La ricerca ha valutato lo stile di vita delle famiglie, soprattutto nell’ambito dell’igiene casalinga e del tipo di alimenti consumati. Mediante questionari riguardanti 1.029 bambini di età tra i 7 e gli 8 anni abitanti a Kiruna, nel nord della Svezia, e a Mölndal, nella zona di Göteborg, sulla costa sud-ovest della Svezia, si è arrivati alla conclusione che asma, eczema e rinocongiuntivite da allergie sono legate a particolari comportamenti all’interno delle mura domestiche.

Tutto si collega alla teoria secondo la quale un eccesso di igiene e quindi la sterilizzazione di qualsiasi superficie con cui si viene a contatto non stimolerebbe a dovere un’adeguata risposta immunologica, esponendo così ad un maggiore rischio di sviluppare forme allergiche.

Ecco che pratiche come lavare i piatti a mano rispetto all’uso della lavastoviglie, l’uso di alimenti fermentati, il contatto con animali renderebbero meno soggetti a queste patologie, sempre più frequenti nella nostra realtà. Questo proprio per l’esposizione microbica che comportano: lavare i piatti a mano sarebbe infatti meno efficace e meno igienizzante rispetto alla lavastoviglie, ma potrebbe giovare alla nostra salute.
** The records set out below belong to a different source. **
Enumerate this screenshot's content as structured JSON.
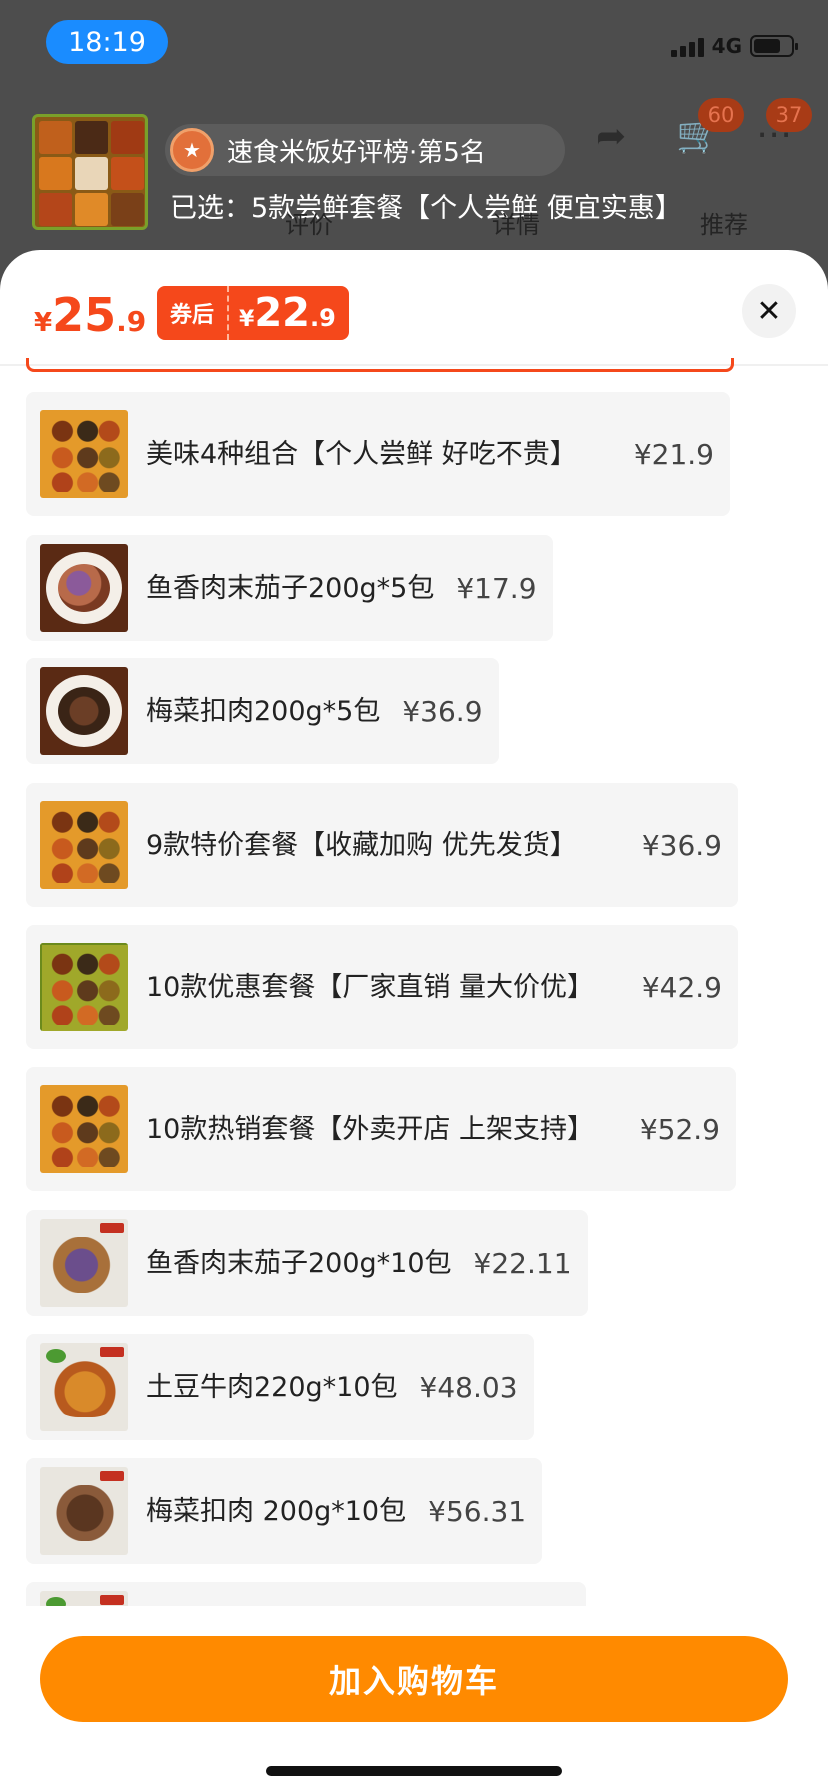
{
  "status": {
    "time": "18:19",
    "network": "4G"
  },
  "background": {
    "rank_text": "速食米饭好评榜·第5名",
    "selected_text": "已选：5款尝鲜套餐【个人尝鲜 便宜实惠】",
    "cart_badge": "60",
    "more_badge": "37",
    "tabs": [
      "评价",
      "详情",
      "推荐"
    ]
  },
  "price": {
    "currency": "¥",
    "original_int": "25",
    "original_dec": ".9",
    "coupon_label": "券后",
    "coupon_int": "22",
    "coupon_dec": ".9"
  },
  "close_label": "✕",
  "items": [
    {
      "name": "美味4种组合【个人尝鲜 好吃不贵】",
      "price": "¥21.9"
    },
    {
      "name": "鱼香肉末茄子200g*5包",
      "price": "¥17.9"
    },
    {
      "name": "梅菜扣肉200g*5包",
      "price": "¥36.9"
    },
    {
      "name": "9款特价套餐【收藏加购 优先发货】",
      "price": "¥36.9"
    },
    {
      "name": "10款优惠套餐【厂家直销 量大价优】",
      "price": "¥42.9"
    },
    {
      "name": "10款热销套餐【外卖开店 上架支持】",
      "price": "¥52.9"
    },
    {
      "name": "鱼香肉末茄子200g*10包",
      "price": "¥22.11"
    },
    {
      "name": "土豆牛肉220g*10包",
      "price": "¥48.03"
    },
    {
      "name": "梅菜扣肉 200g*10包",
      "price": "¥56.31"
    }
  ],
  "cta": {
    "label": "加入购物车"
  },
  "colors": {
    "accent": "#f5481b",
    "cta": "#ff8a00",
    "status_pill": "#1a8cff"
  }
}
D’altra parte, come sostengono anche i medici della University of California-San Francisco è ancora presto per dichiarare un nemico la lavastoviglie.

Specificano infatti che l’effetto protettivo sul sistema immunitario per i bimbi si realizza nei primi 6 mesi di vita, quando non utilizzano ancora piatti, bicchieri e posate come mamma e papà. Precisano infine che la predisposizione al manifestarsi di allergie va studiata più a fondo in quanto legata anche a fattori come lo status socioeconomico.